Regulatory Requirements: Are there local regulations or laws that require you to translate specific content on your site? That stuff can’t hit the cutting room floor.

What to Keep, What to Cut

Once you’ve identified your goals, it’s time to reduce your project’s scope to accommodate budgetary needs. What stays? What goes?

Consider targeting your website’s “must have” content for translation, including:

  • Home page and landing pages: These pages provide customers an immediate, proven path to connecting with you.
  • Site navigation“About” pages: Introducing your business to new customers helps you establish brand credibility.
  • Promotional sections: Translate sections that are important to your target market

And consider these exclusions as you look for ways to shave down costs:

  • Size of your primary website: A large site may have areas that aren’t relevant to secondary markets.
  • Product pages: These pages may benefit from a low cost translation method, such as machine translation.

Localize home pages and landing pages. They’re proven paths to connecting with your brand, and generating conversions.

Highly-Trafficked Content

Don’t neglect hard data as you prioritize content for translation. By examining your website’s metrics, you (or your vendor) can identify the sections, products and promotions your target audience visits the most.

You can prudently translate this content first, ensuring you provide what matters most to customers, from Day 1 in-market.

Conversion Paths

Whether your website is transactional or not, it has a conversion paths that lead new visitors into becoming customers. Be sure to translate any site elements that lead to proven conversions, such as:

  • Newsletter opt-in
  • E-book downloads
  • Enrollment pages
  • Shopping carts

This content can especially benefit from the touch of a human translator. Best-in-class vendors employ experts skilled in converting content into persuasive, culturally-relevant language for your global customers.

Content in your conversion funnel is best translated by humans. They can craft culturally-relevant and persuasive content.

Translation By ROI

Sometimes it just doesn’t make sense to use high-quality human translation for all of the content on your global sites.

For instance, e-commerce websites have products that have low price points, or very short product life-cycles. These low-profit (or lower value) items don’t require artful translation. Localizing their product information with machine translation can radically reduce costs.

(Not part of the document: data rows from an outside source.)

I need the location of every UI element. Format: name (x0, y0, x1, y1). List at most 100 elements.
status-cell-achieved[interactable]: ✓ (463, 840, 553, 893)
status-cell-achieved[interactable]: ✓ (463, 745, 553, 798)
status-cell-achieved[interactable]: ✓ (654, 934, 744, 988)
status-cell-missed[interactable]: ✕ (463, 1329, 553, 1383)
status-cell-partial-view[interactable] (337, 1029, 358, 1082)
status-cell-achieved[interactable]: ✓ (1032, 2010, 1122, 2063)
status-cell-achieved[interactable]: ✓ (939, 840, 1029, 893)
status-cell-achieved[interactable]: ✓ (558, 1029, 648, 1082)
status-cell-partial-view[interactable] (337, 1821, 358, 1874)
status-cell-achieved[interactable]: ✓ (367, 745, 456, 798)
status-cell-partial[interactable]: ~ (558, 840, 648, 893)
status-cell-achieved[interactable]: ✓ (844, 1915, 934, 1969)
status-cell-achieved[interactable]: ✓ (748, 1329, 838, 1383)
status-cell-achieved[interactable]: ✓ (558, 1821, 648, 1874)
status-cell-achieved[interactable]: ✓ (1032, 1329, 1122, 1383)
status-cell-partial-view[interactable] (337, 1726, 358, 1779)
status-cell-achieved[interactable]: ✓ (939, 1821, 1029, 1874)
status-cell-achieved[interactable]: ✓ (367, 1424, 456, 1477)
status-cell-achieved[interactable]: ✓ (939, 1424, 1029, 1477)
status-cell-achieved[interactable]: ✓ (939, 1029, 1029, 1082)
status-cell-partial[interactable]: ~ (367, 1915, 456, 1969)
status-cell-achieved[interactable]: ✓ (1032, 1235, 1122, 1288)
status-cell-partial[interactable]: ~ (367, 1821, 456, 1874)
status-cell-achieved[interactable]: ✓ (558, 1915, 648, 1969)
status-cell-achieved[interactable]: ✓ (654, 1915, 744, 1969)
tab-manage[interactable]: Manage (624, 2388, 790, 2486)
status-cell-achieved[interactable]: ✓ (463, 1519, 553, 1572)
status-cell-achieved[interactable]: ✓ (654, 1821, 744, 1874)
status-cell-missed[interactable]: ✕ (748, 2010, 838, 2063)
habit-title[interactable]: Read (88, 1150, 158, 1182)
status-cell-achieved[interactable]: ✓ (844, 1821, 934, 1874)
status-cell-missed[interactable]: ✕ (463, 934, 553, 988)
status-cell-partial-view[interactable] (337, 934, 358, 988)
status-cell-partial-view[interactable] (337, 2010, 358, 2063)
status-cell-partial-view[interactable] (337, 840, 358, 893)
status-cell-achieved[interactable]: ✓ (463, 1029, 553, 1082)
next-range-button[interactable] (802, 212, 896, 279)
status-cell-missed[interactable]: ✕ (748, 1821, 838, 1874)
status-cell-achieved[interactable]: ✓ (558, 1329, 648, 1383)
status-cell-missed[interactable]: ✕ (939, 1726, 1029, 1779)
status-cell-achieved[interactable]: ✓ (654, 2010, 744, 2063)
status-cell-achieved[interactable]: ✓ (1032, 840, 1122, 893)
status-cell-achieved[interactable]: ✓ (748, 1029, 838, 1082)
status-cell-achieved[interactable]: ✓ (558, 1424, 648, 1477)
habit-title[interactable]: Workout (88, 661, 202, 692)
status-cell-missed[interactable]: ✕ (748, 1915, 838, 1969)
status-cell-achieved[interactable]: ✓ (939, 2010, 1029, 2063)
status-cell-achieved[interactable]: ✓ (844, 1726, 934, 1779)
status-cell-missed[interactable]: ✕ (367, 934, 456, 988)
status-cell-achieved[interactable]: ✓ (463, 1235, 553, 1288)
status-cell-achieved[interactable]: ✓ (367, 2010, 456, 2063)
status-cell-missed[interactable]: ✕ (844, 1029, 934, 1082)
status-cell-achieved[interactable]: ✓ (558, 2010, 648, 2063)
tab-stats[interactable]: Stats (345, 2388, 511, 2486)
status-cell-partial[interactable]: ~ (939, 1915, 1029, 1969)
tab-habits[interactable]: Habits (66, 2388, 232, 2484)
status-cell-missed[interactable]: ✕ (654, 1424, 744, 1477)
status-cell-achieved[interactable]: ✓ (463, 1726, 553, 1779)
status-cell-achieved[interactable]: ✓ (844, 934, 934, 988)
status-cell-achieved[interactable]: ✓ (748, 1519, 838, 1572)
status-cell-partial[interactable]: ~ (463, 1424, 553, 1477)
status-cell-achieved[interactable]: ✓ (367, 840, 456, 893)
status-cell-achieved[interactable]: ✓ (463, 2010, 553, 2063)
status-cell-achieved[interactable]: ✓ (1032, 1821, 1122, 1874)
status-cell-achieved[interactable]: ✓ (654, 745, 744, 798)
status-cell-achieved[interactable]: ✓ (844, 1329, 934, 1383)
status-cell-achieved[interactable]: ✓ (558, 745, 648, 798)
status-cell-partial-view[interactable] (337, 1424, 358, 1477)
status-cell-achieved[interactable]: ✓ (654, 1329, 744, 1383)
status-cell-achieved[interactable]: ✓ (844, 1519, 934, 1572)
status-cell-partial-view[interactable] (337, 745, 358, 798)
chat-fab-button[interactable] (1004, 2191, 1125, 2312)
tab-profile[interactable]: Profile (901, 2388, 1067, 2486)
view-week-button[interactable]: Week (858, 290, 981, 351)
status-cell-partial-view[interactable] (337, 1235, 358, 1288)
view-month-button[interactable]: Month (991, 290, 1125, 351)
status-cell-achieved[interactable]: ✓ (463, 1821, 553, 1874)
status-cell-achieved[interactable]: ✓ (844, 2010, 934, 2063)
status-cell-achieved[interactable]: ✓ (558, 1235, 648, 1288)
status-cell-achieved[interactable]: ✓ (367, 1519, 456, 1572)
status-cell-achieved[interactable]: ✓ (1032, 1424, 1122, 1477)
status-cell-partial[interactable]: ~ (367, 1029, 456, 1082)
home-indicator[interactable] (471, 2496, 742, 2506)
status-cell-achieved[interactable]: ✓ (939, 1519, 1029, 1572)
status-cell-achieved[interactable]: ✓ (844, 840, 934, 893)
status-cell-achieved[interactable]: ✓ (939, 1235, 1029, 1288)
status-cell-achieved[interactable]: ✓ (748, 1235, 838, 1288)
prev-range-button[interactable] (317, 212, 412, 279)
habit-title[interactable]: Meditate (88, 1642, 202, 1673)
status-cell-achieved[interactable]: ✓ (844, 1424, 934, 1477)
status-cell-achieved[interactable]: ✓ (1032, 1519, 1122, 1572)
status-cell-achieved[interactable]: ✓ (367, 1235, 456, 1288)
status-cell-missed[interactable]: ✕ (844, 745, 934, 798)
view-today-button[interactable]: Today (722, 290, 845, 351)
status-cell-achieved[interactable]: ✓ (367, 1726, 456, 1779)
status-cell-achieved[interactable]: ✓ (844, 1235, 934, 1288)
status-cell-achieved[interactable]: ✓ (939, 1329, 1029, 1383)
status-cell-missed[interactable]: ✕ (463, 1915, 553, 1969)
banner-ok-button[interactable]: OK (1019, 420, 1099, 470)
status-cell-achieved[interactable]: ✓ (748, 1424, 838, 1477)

Great vendors can help you identify these products or website sections and translate accordingly. This enables your company to maximize a realistic budget, targeting your spend where it’s most likely to produce real growth and results.

User Experience Over All

Even as you strive to meet your business goals and stay on budget, don’t alienate your global customers with a compromised experience.

Will you eliminate certain functionality or untranslated sections completely? Will you provide “interstitial” prompts that tell customers when they’re entering untranslated sections of the site?

Consulting with great vendors here makes all the difference. These companies understand the localized customer experience (and local customers’ preferences). The best are sensitive to your budget, and won’t increase your translation spend.

Great vendors help you strike the perfect balance between your scope, budget and business goals.

Conclusion

In the end, website translation is about striking the right balance between budget, business goals and customer needs.

The best website translation solutions help you target your project scope to the most relevant content, while preserving user experience quality.